The opposition parties in the Alberta legislature feel they have even more reason to doubt the Conservative party government’s budgetary methods, with the latest figures coming only two years after a similar turnaround.

For 2011-12 there was a projected deficit of C$3.4 billion, which ended up shrinking to a C$23 million shortfall.

The fiscal year which ended March 31 generated more than C$45 billion in revenue, 17 percent more than forecast, while spending was up 10 percent to C$42 billion.

In addition to the Heritage Savings Trust Fund, Alberta also has a “rainy day contingency account,” which stands at C$4.7 billion and is expected to grow in the near-term to C$6 billion, with anything over C$5 billion required to either stay in the account, go to capital spending, or go to savings.

Borrowing continues

Despite its strong revenue stream, Alberta continued borrowing during the last fiscal year to pay for capital projects, raising its debt to C$8.7 billion. It is on track to borrow more than C$21 billion by 2017.

Wildrose Party financial spokesman Rob Anderson said “it’s disappointing and an insult to Albertans that, at a time of amazing prosperity and revenues, the government continues to borrow billions and play a financial shell game with taxpayers’ dollars.”

Budgeting has become the key issue in the Conservative Party’s leadership contest to replace former premier Alison Redford in June, with Jim Prentice and Rick McIver - two of the three candidates - calling for a revamping of the budget format.





It’s pay up time for Alberta

As many have predicted for years, the Alberta government is now faced with paying the price for its determination to refine and upgrade more of its heavy crude production within the province.

The only survivor from a long list of corporate proposals to build facilities in Alberta is now dipping deep into the pockets of its patron.

The fees the government will pay the operators of an Edmonton-area refinery to convert raw bitumen to transportation fuels are now estimated at C$26 billion over 30 years, up C$7 billion from original estimates.

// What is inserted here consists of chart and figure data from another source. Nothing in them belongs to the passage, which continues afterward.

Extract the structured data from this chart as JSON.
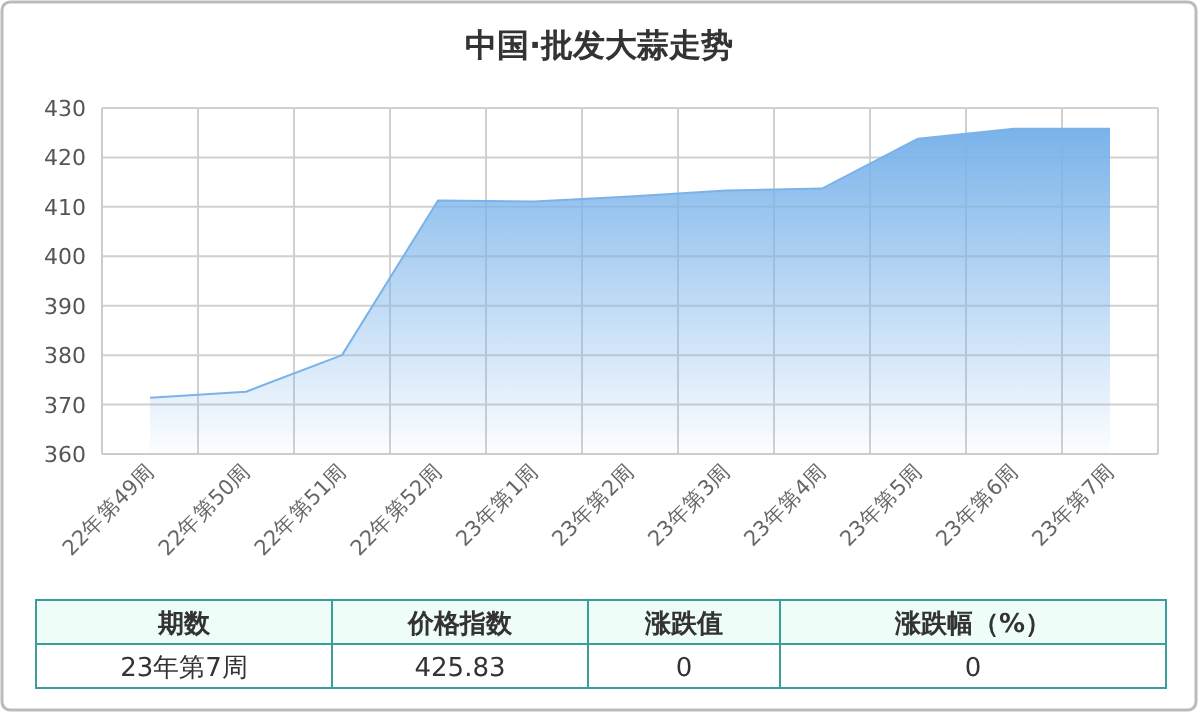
{
  "chart_data": {
    "type": "area",
    "title": "中国·批发大蒜走势",
    "categories": [
      "22年第49周",
      "22年第50周",
      "22年第51周",
      "22年第52周",
      "23年第1周",
      "23年第2周",
      "23年第3周",
      "23年第4周",
      "23年第5周",
      "23年第6周",
      "23年第7周"
    ],
    "series": [
      {
        "color": "#7ab3ea",
        "values": [
          371.4,
          372.6,
          380.0,
          411.3,
          411.1,
          412.1,
          413.3,
          413.7,
          423.8,
          425.8,
          425.8
        ]
      }
    ],
    "ylim": [
      360,
      430
    ],
    "yticks": [
      360,
      370,
      380,
      390,
      400,
      410,
      420,
      430
    ],
    "grid": true,
    "annotations": [
      "期数",
      "价格指数",
      "涨跌值",
      "涨跌幅（%）",
      "23年第7周",
      "425.83",
      "0",
      "0"
    ]
  }
}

In its 2013-14 fiscal report, the government disclosed the staggering increase was contained in a previously unannounced revised “processing agreement” that was executed three months ago, putting the processing fee at about C$63 per barrel, although the province did warn in late 2013 that a hike was in the cards.

However, under the restructured agreement, the province gets a 25 percent voting right on aspects of construction and operation.

The higher tolls reflect cost overruns for the Sturgeon Refinery, whose price tag is now C$8.5 billion, up 50 percent from the forecast in 2010. The government is supplying 37,500 barrels per day, or a total of 410 million barrels, of heavy crude over 30 years as feedstock for the refinery in lieu of oil sands royalties it would otherwise have collected.

Analysts have consistently argued there was no chance the refinery — a joint venture by North West Upgrading and Canadian Natural Resources — would go ahead without the government’s backing, although Premier Dave Hancock has insisted the facility remains a viable development for the province.

But members of opposition parties in the provincial legislature have described the facility as “corporate welfare.”

The refinery is due to start refining 75,000 bpd of bitumen in September 2017, a year behind schedule. Even if the partners do take the next design step to 150,000 bpd, the refinery will still be one of the smallest in Canada.